Florida Department of Corrections Secretary Mark Inch told the House Justice Appropriations Subcommittee he is seeking roughly $90 million to fund two initiatives he believes will bolster staffing levels at state prisons.
“I do believe the status quo is unsustainable,” Inch told the House panel.
The pair of proposals includes a $60 million retention-pay plan for correctional officers and a $29 million pilot program that would convert one third of the state prisons’ 12-hour shifts to 8-hour work days.
Under the agency’s proposed retention-pay plan, correctional officers would get a $1,500 pay increase after 2 years of service and a $2,500 increase after 5 years of work.
The hourly shift changes, which would be more costly and are expected to be a contentious part of union negotiations, are more complicated, Inch admitted.
Inch said it is “undeniable” the department would benefit from making the switch but acknowledged that “some staff prefer 12-hour shifts because they have adjusted their life to those working patterns.”
For the pilot program to work, the state agency would need to hire roughly 300 new prison guards, according to a legislative budget proposal submitted by the agency.
Inch stressed the pilot program would only impact one-third of state prisons because his administration does not have the resources to revamp the entire system in a single year.
The plan, if it moves forward, would likely reduce the state agency’s overtime expenses.
Overtime costs have skyrocketed in the last decade, according to a presentation delivered Wednesday by Brandes.
Over the past decade, the agency has seen a $10 million increase in overtime expenses, with the cost totaling in the 2018-2019 fiscal year.
After Inch pitched the initiatives and asked lawmakers for more money, House Justice Appropriations Subcommittee Chairman Clay Yarborough, R-Jacksonville, told committee members, when considering the requests, to consider the “economic slowdown” predicted by state economists.
The pair of proposals Inch is pushing comes in the wake of Gov. Ron DeSantis lowering the minimum age to work as correctional officers, another attempt to address the agency’s workforce shortage.
It remains to be seen if that policy change, authorized by the Legislature earlier this year, has helped the corrections system recruit more guards.

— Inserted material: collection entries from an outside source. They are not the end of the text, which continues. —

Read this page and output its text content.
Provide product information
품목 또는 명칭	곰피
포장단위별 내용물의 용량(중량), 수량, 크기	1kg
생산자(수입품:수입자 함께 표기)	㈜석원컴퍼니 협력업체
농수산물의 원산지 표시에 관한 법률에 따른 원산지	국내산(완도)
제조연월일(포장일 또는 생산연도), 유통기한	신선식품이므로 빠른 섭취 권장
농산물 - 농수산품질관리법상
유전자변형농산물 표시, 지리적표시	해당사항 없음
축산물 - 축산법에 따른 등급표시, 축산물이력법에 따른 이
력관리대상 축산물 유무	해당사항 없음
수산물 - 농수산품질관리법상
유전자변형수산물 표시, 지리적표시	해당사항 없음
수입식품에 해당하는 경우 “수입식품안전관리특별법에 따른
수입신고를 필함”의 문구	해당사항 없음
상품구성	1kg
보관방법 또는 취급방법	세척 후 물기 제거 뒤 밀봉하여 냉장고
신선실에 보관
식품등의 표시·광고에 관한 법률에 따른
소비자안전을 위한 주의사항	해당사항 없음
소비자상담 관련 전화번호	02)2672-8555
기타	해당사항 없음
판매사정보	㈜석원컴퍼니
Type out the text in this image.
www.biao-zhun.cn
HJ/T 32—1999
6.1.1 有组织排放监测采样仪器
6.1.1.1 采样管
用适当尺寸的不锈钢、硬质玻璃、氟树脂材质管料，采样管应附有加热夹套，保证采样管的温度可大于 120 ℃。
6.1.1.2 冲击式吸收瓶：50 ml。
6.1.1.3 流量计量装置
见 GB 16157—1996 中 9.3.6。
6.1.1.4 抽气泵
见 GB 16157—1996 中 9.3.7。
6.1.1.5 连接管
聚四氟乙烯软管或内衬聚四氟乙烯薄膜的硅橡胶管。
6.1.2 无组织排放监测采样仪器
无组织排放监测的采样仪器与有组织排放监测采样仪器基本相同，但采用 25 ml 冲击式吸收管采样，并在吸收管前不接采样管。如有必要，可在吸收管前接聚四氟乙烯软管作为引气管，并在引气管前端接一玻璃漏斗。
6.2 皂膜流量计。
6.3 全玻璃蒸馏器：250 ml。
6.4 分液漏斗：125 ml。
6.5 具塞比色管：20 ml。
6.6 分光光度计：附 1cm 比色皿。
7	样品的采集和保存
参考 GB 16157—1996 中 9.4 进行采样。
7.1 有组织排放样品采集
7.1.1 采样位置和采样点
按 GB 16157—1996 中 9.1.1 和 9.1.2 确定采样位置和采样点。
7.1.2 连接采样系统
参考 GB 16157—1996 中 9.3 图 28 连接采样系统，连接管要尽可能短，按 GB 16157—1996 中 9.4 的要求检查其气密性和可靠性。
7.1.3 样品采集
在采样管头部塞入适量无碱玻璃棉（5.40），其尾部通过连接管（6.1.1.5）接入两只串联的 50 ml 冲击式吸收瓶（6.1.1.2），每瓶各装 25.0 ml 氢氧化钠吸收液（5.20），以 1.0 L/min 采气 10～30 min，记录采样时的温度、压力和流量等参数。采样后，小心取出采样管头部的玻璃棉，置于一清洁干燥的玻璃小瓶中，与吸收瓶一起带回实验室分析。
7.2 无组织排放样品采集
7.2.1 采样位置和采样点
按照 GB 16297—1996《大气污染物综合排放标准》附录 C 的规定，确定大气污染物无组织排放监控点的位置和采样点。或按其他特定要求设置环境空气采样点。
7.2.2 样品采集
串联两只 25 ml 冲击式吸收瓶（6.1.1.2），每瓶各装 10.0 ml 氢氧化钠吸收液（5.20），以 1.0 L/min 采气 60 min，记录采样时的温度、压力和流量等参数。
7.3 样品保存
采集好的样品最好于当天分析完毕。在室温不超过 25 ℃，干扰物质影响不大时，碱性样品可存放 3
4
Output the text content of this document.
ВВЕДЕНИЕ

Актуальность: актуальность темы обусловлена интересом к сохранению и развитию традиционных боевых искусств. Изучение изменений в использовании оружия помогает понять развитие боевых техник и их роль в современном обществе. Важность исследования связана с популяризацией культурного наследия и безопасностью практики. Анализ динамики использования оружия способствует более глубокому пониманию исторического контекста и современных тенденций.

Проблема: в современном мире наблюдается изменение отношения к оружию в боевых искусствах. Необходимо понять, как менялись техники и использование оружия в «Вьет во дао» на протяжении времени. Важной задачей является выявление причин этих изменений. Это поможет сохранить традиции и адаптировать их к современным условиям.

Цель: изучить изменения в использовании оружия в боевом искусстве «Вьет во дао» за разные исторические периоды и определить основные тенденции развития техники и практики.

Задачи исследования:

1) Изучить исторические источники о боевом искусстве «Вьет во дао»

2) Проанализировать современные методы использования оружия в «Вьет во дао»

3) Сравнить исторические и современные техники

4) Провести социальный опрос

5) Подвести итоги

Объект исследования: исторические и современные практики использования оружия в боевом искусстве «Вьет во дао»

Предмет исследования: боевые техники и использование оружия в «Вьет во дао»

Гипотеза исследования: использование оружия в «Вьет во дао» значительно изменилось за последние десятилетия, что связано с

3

Inch blamed the low staffing levels for a dramatic increase in violent acts and contraband behind bars, but the corrections secretary also said he is not turning a blind eye to correctional officers’ contributions to violence.
He said his agency is currently investigating the recent actions of three Lake Correctional Institution officers, who were caught on video pounding on an inmate.
“Those who need to be held accountable will be held accountable,” Inch said.